Sunday, November 20, 2011

Levitin - This is your brain on music

Obviously, the title of this book is a take off on the scare-tactic commercials of bygone days of drug prevention. However, this kind of "your brain on..." is scientific, engaging, and, to a musician, a beautiful explanation of why I am so passionate about listening to, understanding, and performing music. For someone not deeply versed in what makes music interesting - pitch, timbre, rhythm, harmony, melody, and dynamics - the early chapters of This is Your Brain on Music are easily understood descriptions of things that we all understand at a general and descriptive level. However, understanding how they work together and how conventional use of each, as well as surprise uses, create the beautiful music that we listen to time and again, will hopefully help everyone enjoy music even more.

The assertion of the book is that music, dating back 50,000 years, may have been a type of vocalization that eventually led to the creation of language. From a neural science point of view, music uses more areas of the brain than any other function yet known. That's why brain-trauma patients who have lost their ability to read, talk, or even move can still sing songs that they learned as children or do something as complex as play the piano.

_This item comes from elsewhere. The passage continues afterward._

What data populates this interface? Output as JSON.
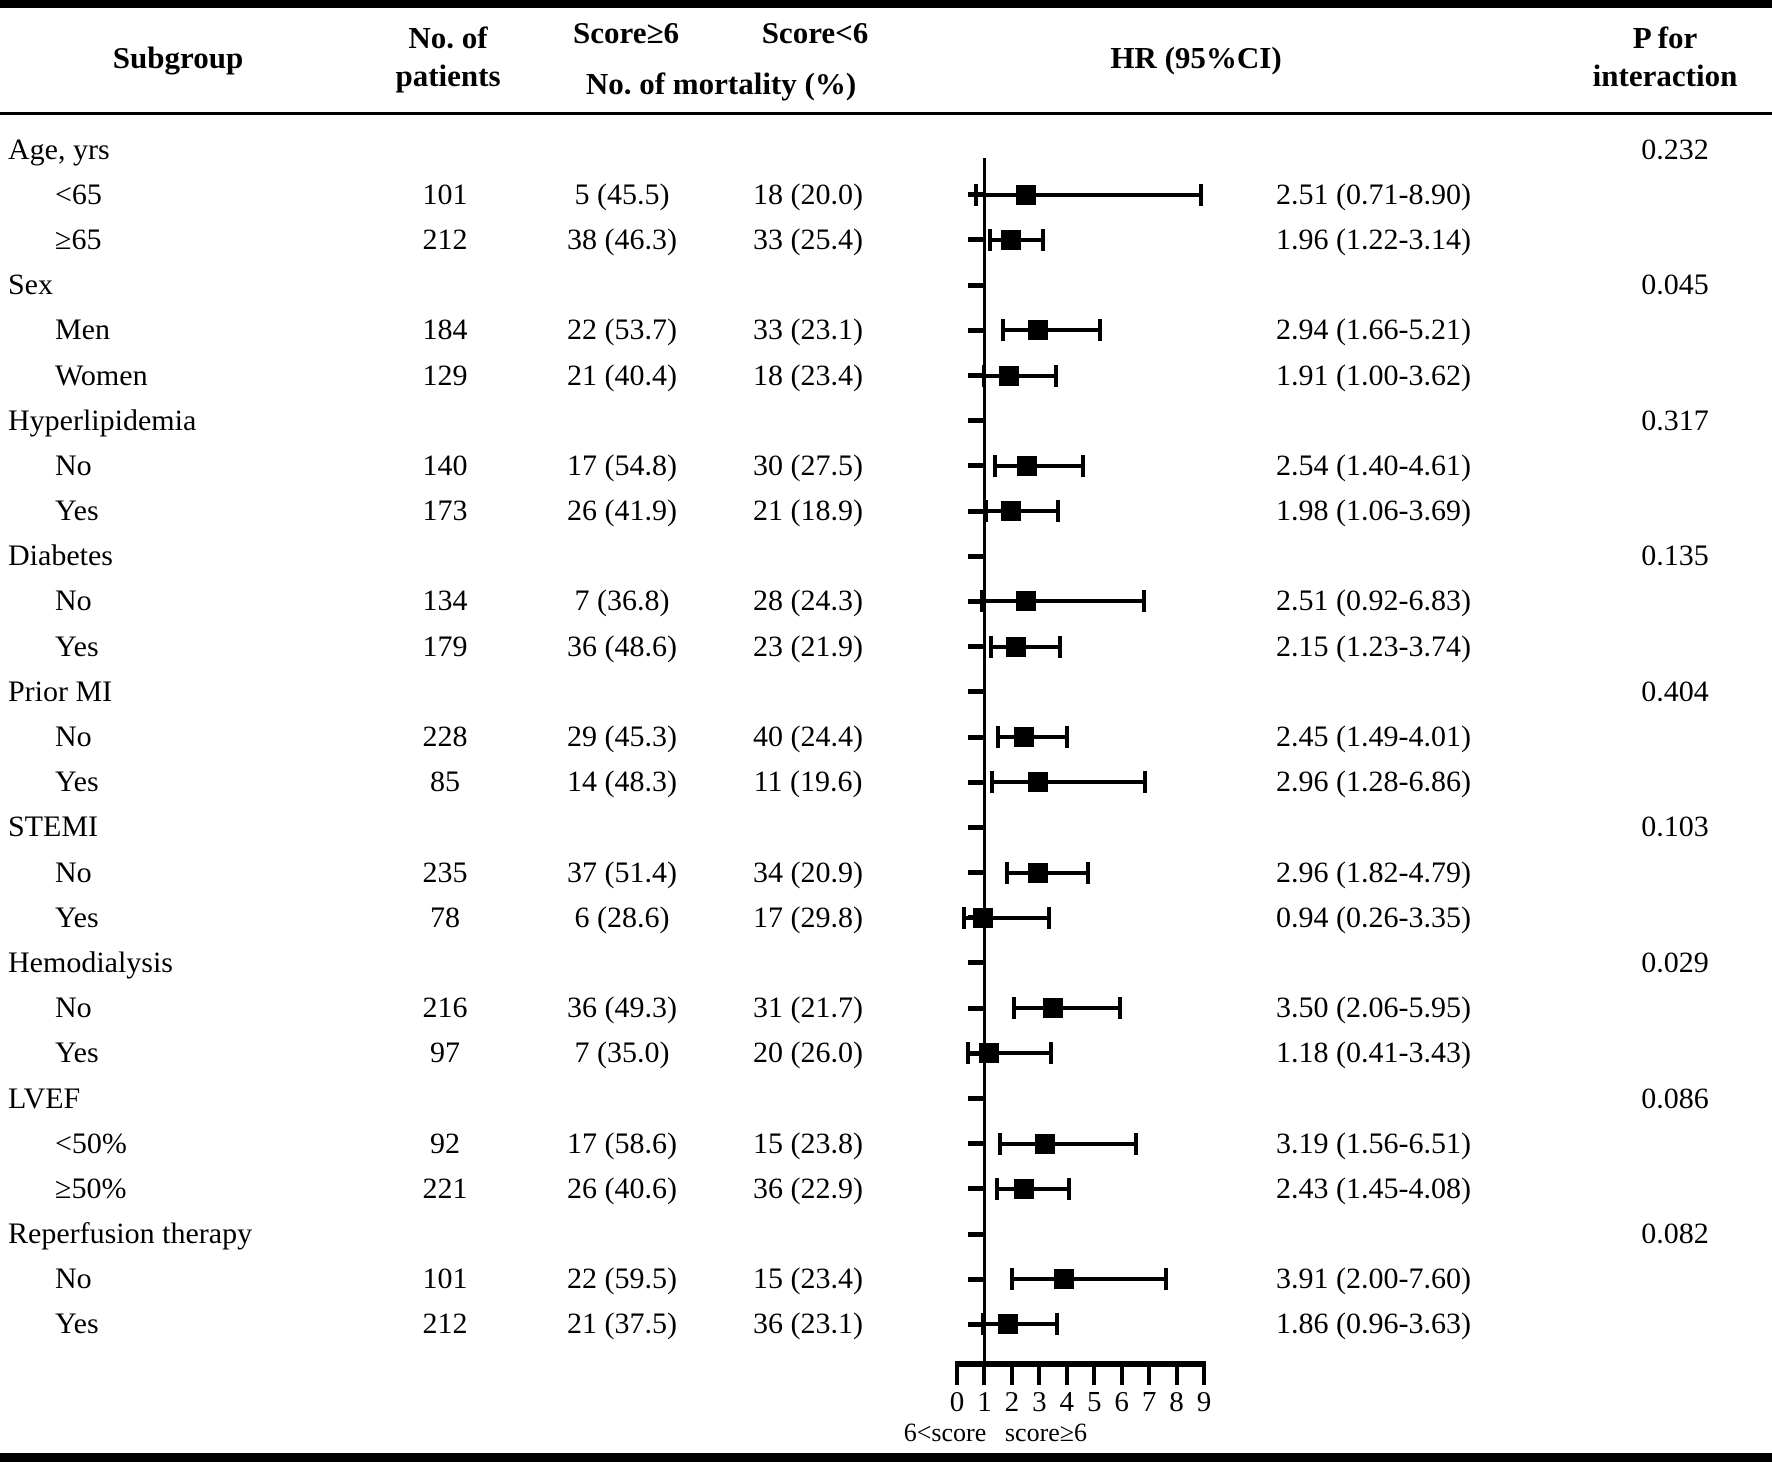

Music is so much a part of our daily existence that many of us don't even recognize when it is around us. Our taste for music is also shaped by the environments where we live. If we tend to associate with only those like us, we tend to have a narrower appreciation across history and culture. Exposure to broad types of music is particularly important for children because our preferences are established by our late teenage years. That's not to say that we can't learn to appreciate other types of music but, if we want to broaden our interests, it takes intentional effort.

Broadening musical exposure takes us into the culture of others and what is interesting about the cultivation of taste outside of our norm is what Levitin describes as a "U" shape. The "U" shape occurs when a 2-axis graph is created with one axis being complexity and the other appreciation. Initially, simple forms of music are attractive to us and they are the ones to which we resonate. Over time, the simple forms of music may become boring or too familiar a part of what we hear. Thus, we spread out and try new types of music but it is very predictable that the initial listening may require a stretch of comprehension. That's why, when we hear something to which we are initially attracted, we listen to it over and over, becoming more familiar with the new complexity of sound until our appreciation is firmly established.

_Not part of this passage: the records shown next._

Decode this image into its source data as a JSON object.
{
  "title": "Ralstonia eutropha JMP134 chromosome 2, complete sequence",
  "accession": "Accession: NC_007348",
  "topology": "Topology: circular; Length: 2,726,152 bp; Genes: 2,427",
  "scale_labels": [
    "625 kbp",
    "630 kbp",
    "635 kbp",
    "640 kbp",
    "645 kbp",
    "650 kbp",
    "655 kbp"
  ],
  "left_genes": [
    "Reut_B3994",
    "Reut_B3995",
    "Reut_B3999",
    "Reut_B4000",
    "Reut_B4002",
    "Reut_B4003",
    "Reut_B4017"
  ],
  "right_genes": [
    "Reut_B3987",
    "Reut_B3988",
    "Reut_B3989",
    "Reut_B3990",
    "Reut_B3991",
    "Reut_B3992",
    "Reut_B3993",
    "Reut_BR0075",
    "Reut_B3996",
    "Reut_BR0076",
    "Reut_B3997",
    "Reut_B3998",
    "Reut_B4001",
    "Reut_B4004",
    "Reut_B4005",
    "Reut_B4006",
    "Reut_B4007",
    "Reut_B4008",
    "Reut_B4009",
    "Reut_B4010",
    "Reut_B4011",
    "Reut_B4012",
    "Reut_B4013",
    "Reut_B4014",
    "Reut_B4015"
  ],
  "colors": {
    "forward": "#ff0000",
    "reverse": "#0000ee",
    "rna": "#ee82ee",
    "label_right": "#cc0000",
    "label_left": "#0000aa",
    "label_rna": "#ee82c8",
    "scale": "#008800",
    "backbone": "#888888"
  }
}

Because music is so ubiquitous in our world, I see it as a metaphor for many other things, including leadership. So the idea of cultivating interest in diverse music is probably not unlike what it takes to cultivate curiosity and interest in other countries or cultures. Initially, we strike out to explore a culture that is a little bit of a stretch for us. However, as we travel more, or as we are exposed to greater diversity in our experience, we become more comfortable with greater diversity. My experience in Qatar has broadened both my interests in music as well as people. At first I explored cautiously, seeking to encounter difference that was only a slight departure from my own preferences or background. Now the easy stretches are less stimulating; I've grown more comfortable and trusting of greater stretches over time and now enjoy encounters that would have taken me completely outside of my comfort zone just a few years ago. It works in music, in relationships, and leadership.

Thursday, November 17, 2011

As I get older...

Cornell West, eminent scholar who has offered essential comment in the discourse of contemporary American questions, has determined to return to his roots at the age of 58. In a statement about West’s decision to return to Columbia University’s Union Theological Seminary where he started as an assistant professor in 1977, Rev. Serene Jones, Union’s President said, “As you get older, the more integrated your life is, the healthier it feels and the less time you have to spend waking up deciding who you’re going to be that day.” What a remarkable statement! And, it is the relief of advancing age that each day I wake up I spend less and less time deciding who I’m going to be that day.

West’s statement also indicated that he knew his days of fullest engagement in his work were numbered and thus, he wanted to pursue the work he was called to do on this earth. The joy of being in Qatar is that I fully identify with, and am buoyed each day by, the comfort of knowing who I am and knowing that my work is worthwhile and purposeful. And, I know that there is no place I would rather be than Qatar in a time when higher education is so important to young people around the globe.

One of the topics I’ve struggled to understand of late is the question of working in places like Qatar, and many other emerging economies where expatriates work. There are many benefits to being here but it also requires some sacrifices that can weigh you down. It is being aware of the balancing act of fulfillment in the work against the sacrifices that it takes to be here that requires constant monitoring. Lack of self-awareness on this question can be deadly. Deep awareness, while painful, at least allows me (and perhaps others) to focus attention in ways that maintains a tolerable balance. I hope to explore this more in future posts that are informed by talking to some of the other expatriates and Qatari colleagues with whom I work. We have a lot to learn from each other.